A MOF-Based Fluoride Sensor
Our work makes use of chemistry in which organic molecules called naphthalene diimides (or NDIs) can serve as color-change sensors for fluoride in solution. It is known that, in the presence of fluoride, some NDIs can undergo reduction (gain of an electron) and thereby change color dramatically . This color-change response is selective for fluoride, and no response is typically observed for a variety of other common ions found in water. A drawback, however, is that most of this work has required the NDI molecules to be dissolved in solution along with the fluoride ions — more desirable would be simple, solid-state sensor devices, equivalent to commonly used paper test strips for other ions in water.

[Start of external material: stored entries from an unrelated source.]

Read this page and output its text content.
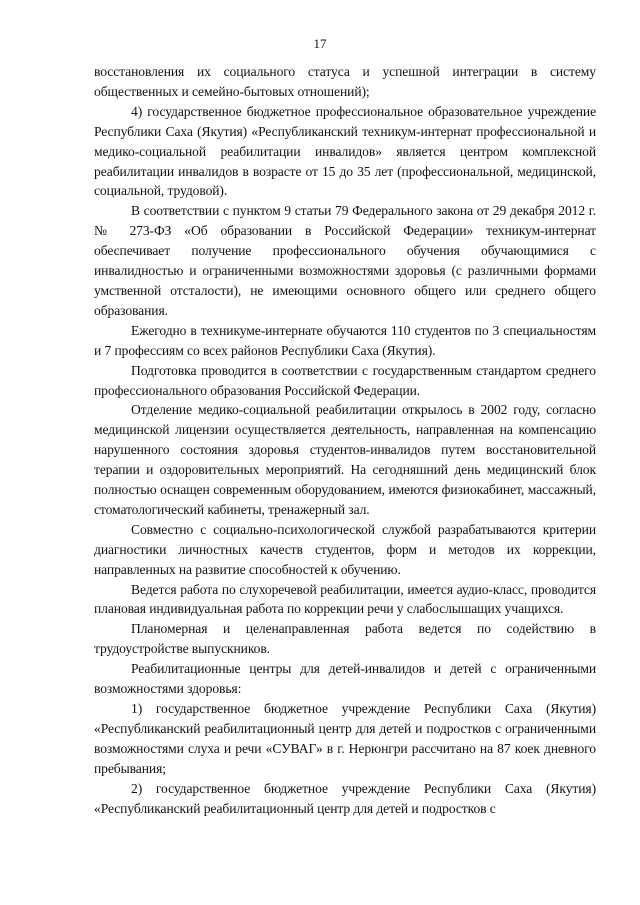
17

восстановления их социального статуса и успешной интеграции в систему общественных и семейно-бытовых отношений);

4) государственное бюджетное профессиональное образовательное учреждение Республики Саха (Якутия) «Республиканский техникум-интернат профессиональной и медико-социальной реабилитации инвалидов» является центром комплексной реабилитации инвалидов в возрасте от 15 до 35 лет (профессиональной, медицинской, социальной, трудовой).

В соответствии с пунктом 9 статьи 79 Федерального закона от 29 декабря 2012 г. № 273-ФЗ «Об образовании в Российской Федерации» техникум-интернат обеспечивает получение профессионального обучения обучающимися с инвалидностью и ограниченными возможностями здоровья (с различными формами умственной отсталости), не имеющими основного общего или среднего общего образования.

Ежегодно в техникуме-интернате обучаются 110 студентов по 3 специальностям и 7 профессиям со всех районов Республики Саха (Якутия).

Подготовка проводится в соответствии с государственным стандартом среднего профессионального образования Российской Федерации.

Отделение медико-социальной реабилитации открылось в 2002 году, согласно медицинской лицензии осуществляется деятельность, направленная на компенсацию нарушенного состояния здоровья студентов-инвалидов путем восстановительной терапии и оздоровительных мероприятий. На сегодняшний день медицинский блок полностью оснащен современным оборудованием, имеются физиокабинет, массажный, стоматологический кабинеты, тренажерный зал.

Совместно с социально-психологической службой разрабатываются критерии диагностики личностных качеств студентов, форм и методов их коррекции, направленных на развитие способностей к обучению.

Ведется работа по слухоречевой реабилитации, имеется аудио-класс, проводится плановая индивидуальная работа по коррекции речи у слабослышащих учащихся.

Планомерная и целенаправленная работа ведется по содействию в трудоустройстве выпускников.

Реабилитационные центры для детей-инвалидов и детей с ограниченными возможностями здоровья:

1) государственное бюджетное учреждение Республики Саха (Якутия) «Республиканский реабилитационный центр для детей и подростков с ограниченными возможностями слуха и речи «СУВАГ» в г. Нерюнгри рассчитано на 87 коек дневного пребывания;

2) государственное бюджетное учреждение Республики Саха (Якутия) «Республиканский реабилитационный центр для детей и подростков с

To address these limitations, we used a porous MOF material that incorporates the reactive NDI molecules into its structure . We envisioned that the high porosity would still allow the NDIs to be reduced in the presence of fluoride, even though they were not dissolved in solution. Gratifyingly, we found that the NDI-based MOF exhibits a dramatic color change from orange to black in the presence of fluoride-containing solutions, but not in the presence of other common ions. Detailed characterization of the MOF before and after exposure to fluoride confirmed that the color change is due to the reduction of the NDI molecules contained within the MOF. The incorporation of NDIs into a solid MOF allowed us to fabricate simple “dip strip” test papers that change color when dipped into fluoride-containing solutions. Furthermore, we found that the color change is reversible, which means that this technology could be used to make reusable fluoride sensor devices.
Challenges and Future Directions
Overall, we believe that incorporation of reactive, fluoride-sensing molecules into porous MOF materials represents a general strategy for accessing improved fluoride sensor technologies. Our recent study is a promising proof-of-concept demonstration, but more work will be needed to develop truly practical sensors. For example, many MOFs (including the one used in our study) display very limited stability in water. This is an obvious problem for applications such as monitoring fluoride content in water. Future work will need to target MOFs that have more robust stability in aqueous fluoride solutions. Additionally, the amounts of fluoride used in our initial study are significantly higher than would be found in fluoridated drinking water (typically around 0.7 mg/L, as recommended by the US Department of Health and Human Services) . New and improved MOF-based fluoride sensors will need to be optimized for increased sensitivity towards fluoride in order to achieve real-world impact.
These findings are described in the article entitled Fluoride detection with a redox-active naphthalene diimide metal–organic framework, recently published in the journal Polyhedron. This work was conducted by Hanna C. Wentz and Michael G. Campbell from Barnard College.